The communities of San Luis and Barranquitas are the towns with the higher incidence of HD in the world. In most places there is one case of HD out of every 10,000 people. But in these poverty-stricken fishing communities the rate is more 200 times higher — fully 2% of the population is symptomatic right now, and 10-20% of the population may carry the defective HD gene and are at risk of developing symptoms at some point in their lives. Without a lot more genetic testing it will be impossible to know for sure. The best we can do, for now, is to identify probable HD cases through family connections to living sufferers and those that the disease has already killed. Through this approach we have identified and enrolled 568 kids at risk who are under 12 years of age (7% of the population).

Because of this high incidence, Factor-H must take a community approach to eliminate discrimination, improve housing, and boost living conditions for these families. Our social workers visit all the enrolled families regularly, tracking changes, and they bring food, diapers, and nutritional supplements, along with conducting many activities designed to improve quality of life. This is hard and difficult work, and we are in awe of the dedication of our employees and local volunteers who help us reach every affected member of these communities. Whether through our painting/art program, or through our caregiver efforts, Factor-H and Habitat LUZ bring hope, love, and a bit of much-needed fun to these families.

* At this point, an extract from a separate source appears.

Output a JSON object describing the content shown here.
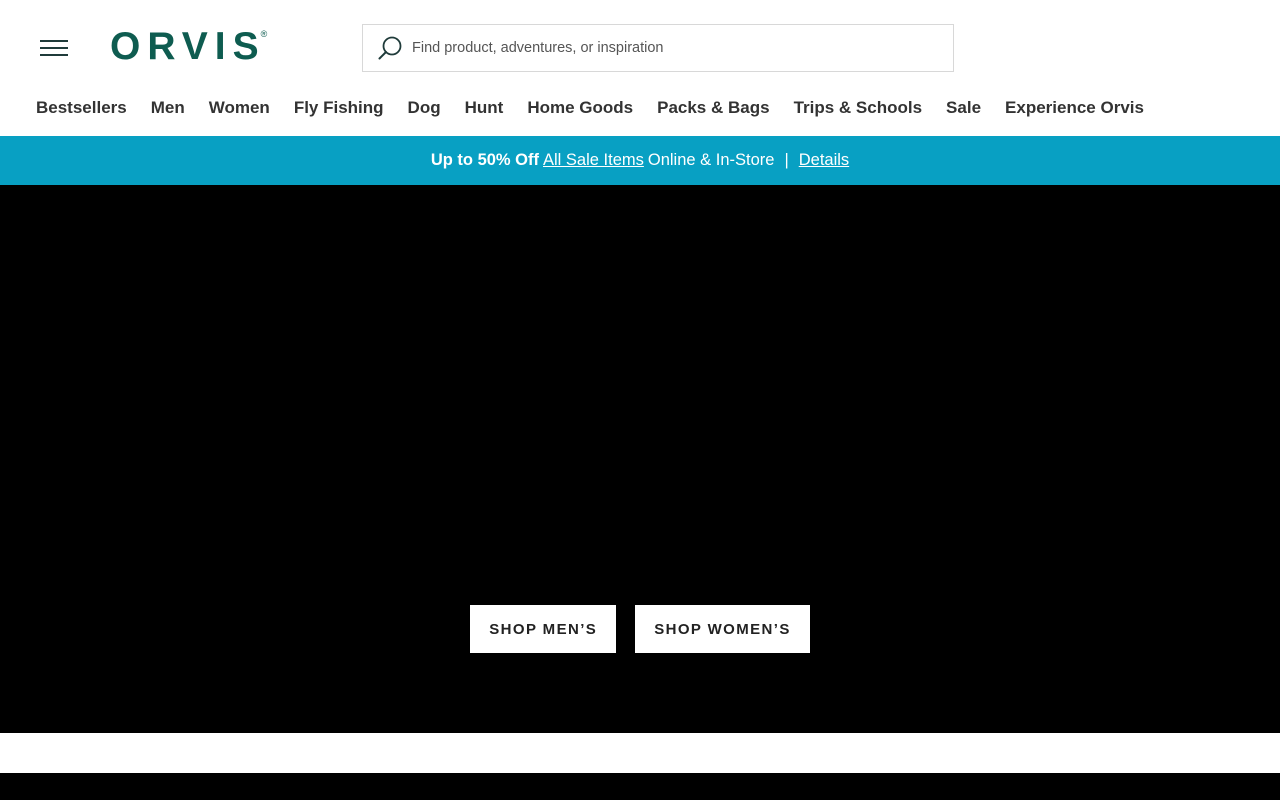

On Sunday June 2 we organized a concert by local musician Enrique Rincón Canaan, which took place in the grounds of Iglesia Renacer, the largest local church in Barranquitas. The Church has become a main collaborator in our quest to influence the local community. In this post you can see some images of Enrique’s performance in front of a crowd of several hundred people.

Visiting the patients and their families is one of the most meaningful aspects of what we do. We fight constantly to provide the social contact that these patients so desperately need, and we return home with a feeling of gratitude for all the love they provide us in return.

Thank you for reading, and for your support.